Délestés de leurs fusils mitrailleurs, mais tous équipés d’une pelle pliante, ils descendent par la ravine et se rangent à nos côtés. D’un seul élan, nous recommençons à creuser. Là-haut, la silhouette du Lieutenant se détache en ombre chinoise. Un bras autour d’Ultima, il agite l’autre en direction de la mer. La vedette des gardes-côtes a rejoint la petite flottille, elle s’approche du rivage et se positionne bord à bord avec le bateau qui tend toujours la corde attachée à la queue de l’orque. La corde passe d’un bord à l’autre, les gardes-côtes l’amarrent solidement à la vedette. Presque sous le ventre de l’animal à présent, les soldats et les pêcheurs creusent de plus belle. Un coup de sifflet retentit. Le pilote de la vedette dirige la manœuvre. Les soldats cessent de creuser, enjoignent aux hommes de faire le tour de la bête pour pousser avec eux. Tous, agglutinés épaule contre épaule, prêts à fournir un ultime effort. Un second coup de sifflet.

– Allez, poussez ! Tous ensemble.

La vedette des gardes-côtes tend la corde, les moteurs grondent.

– Elle bouge ! Elle bouge !

Centimètre par centimètre, le corps de l’orque cède sous nos efforts.

– Elle pivote ! Continuez !

Le grondement des moteurs s’amplifie, lentement le corps de l’animal bascule sur le ventre. Nous poussons une dernière fois au risque de nous faire écraser pas la masse de chair. La queue est maintenant perpendiculaire à la plage, l’orque à demi basculée glisse le long de notre chenal ridicule. La gueule grande ouverte du monstre nous force à reculer. Seule la puissance de la vedette peut à présent sauver l’animal. La corde serrée autour de sa queue la blesse et peut rompre à tout moment. Nous lui faisons du mal, j’en suis certain, en nous acharnant à lui sauver la vie. L’eau qui effleure son ventre la fait réagir. Jusqu’ici abandonnée à nos soins, l’orque se débat à nouveau, ses nageoires latérales prennent appui sur le sable qu’elles fouillent en projetant de l’eau à plusieurs mètres de hauteur. Elle recule lentement, dans la faible profondeur du rivage et se tourne à demi pour pointer son nez vers le large, mais elle reste entravée par la corde de halage. Presque sauvée, mais prisonnière. Le sergent Rodario nous repousse vers la plage.

– Écartez-vous !

L’orque cesse de s’agiter. Elle tangue dans un mètre d’eau, le ventre posé sur le fond, à bout de force.

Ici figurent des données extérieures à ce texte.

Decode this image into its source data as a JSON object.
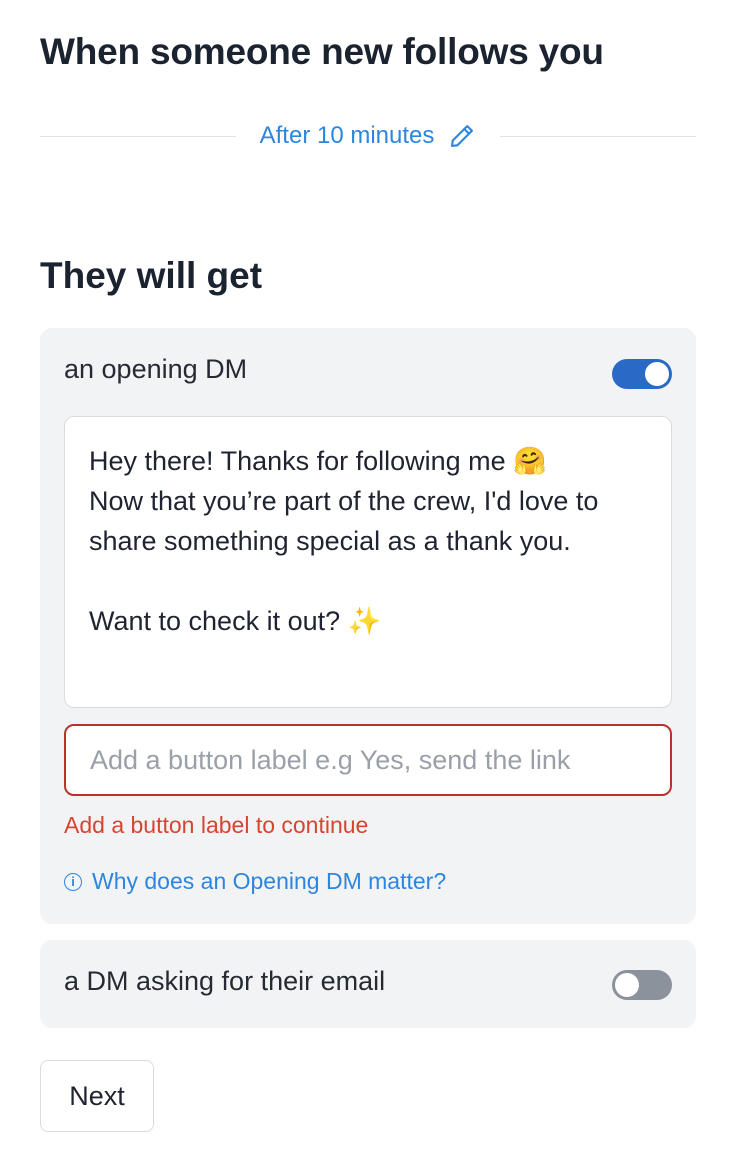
{
  "header": {
    "title": "When someone new follows you"
  },
  "delay": {
    "label": "After 10 minutes",
    "icon": "pencil-icon",
    "color": "#2d86de"
  },
  "section": {
    "title": "They will get"
  },
  "opening_dm": {
    "label": "an opening DM",
    "enabled": true,
    "message": "Hey there! Thanks for following me 🤗\nNow that you’re part of the crew, I'd love to share something special as a thank you.\n\nWant to check it out? ✨",
    "button_label_value": "",
    "button_label_placeholder": "Add a button label e.g Yes, send the link",
    "error": "Add a button label to continue",
    "error_color": "#d64530",
    "help_link": "Why does an Opening DM matter?",
    "help_icon": "info-icon",
    "help_icon_glyph": "i"
  },
  "email_dm": {
    "label": "a DM asking for their email",
    "enabled": false
  },
  "footer": {
    "next_label": "Next"
  },
  "colors": {
    "accent": "#2d86de",
    "toggle_on": "#2a6ac6",
    "toggle_off": "#8b929c",
    "error": "#d64530",
    "card_bg": "#f2f3f5"
  }
}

Alabral s’avance son couteau à la main. De l’eau jusqu’à la ceinture, il pose sa main sur le dos de l’orque et se glisse le long de la queue de l’animal. Il plonge son couteau dans l’eau, cherche un instant à l’aveugle, trouve la corde, s’aide de son autre main et soudain s’écarte avec rapidité. Rien ne se passe. Nous sommes arrivés trop tard. Nous l’avons fait souffrir pour rien. Plus personne ne bouge. Même Alabral n’ose plus approcher.

– Allez ! Tu as fait le plus dur, vas-y

– Nage, s’il te plaît, nage !

– Mais bouge bon sang !

L’orque reste immobile, entre deux eaux. Tous, sur la plage, à bord des bateaux, nous nous tenons bras ballants, dépités. Tout à coup, un geyser est propulsé dans les airs.

– Elle souffle ! Elle souffle !

L’orque pousse d’abord sur ses nageoires latérales et puis déplace sa queue comme pour vérifier qu’elle est libre de toute entrave. Elle roule alors sur un côté, puis sur l’autre, pousse sur sa queue pour s’enfoncer un peu plus dans l’eau. À présent, seule la nageoire dorsale fend la surface. Lentement, l’orque reprend la nage et s’éloigne en passant entre les bateaux. Elle ne s’enfuit pas, elle quitte le rivage doucement, comme si elle prenait le temps de saluer un à un ceux qui lui ont sauvé la vie avant de rejoindre son compagnon resté au large. Les deux nageoires filent maintenant côte à côte. Elles sont de taille différente. Celle de la deuxième orque est bien plus haute, taillée comme un triangle isocèle. Le mâle qui ne voulait pas abandonner sa femelle.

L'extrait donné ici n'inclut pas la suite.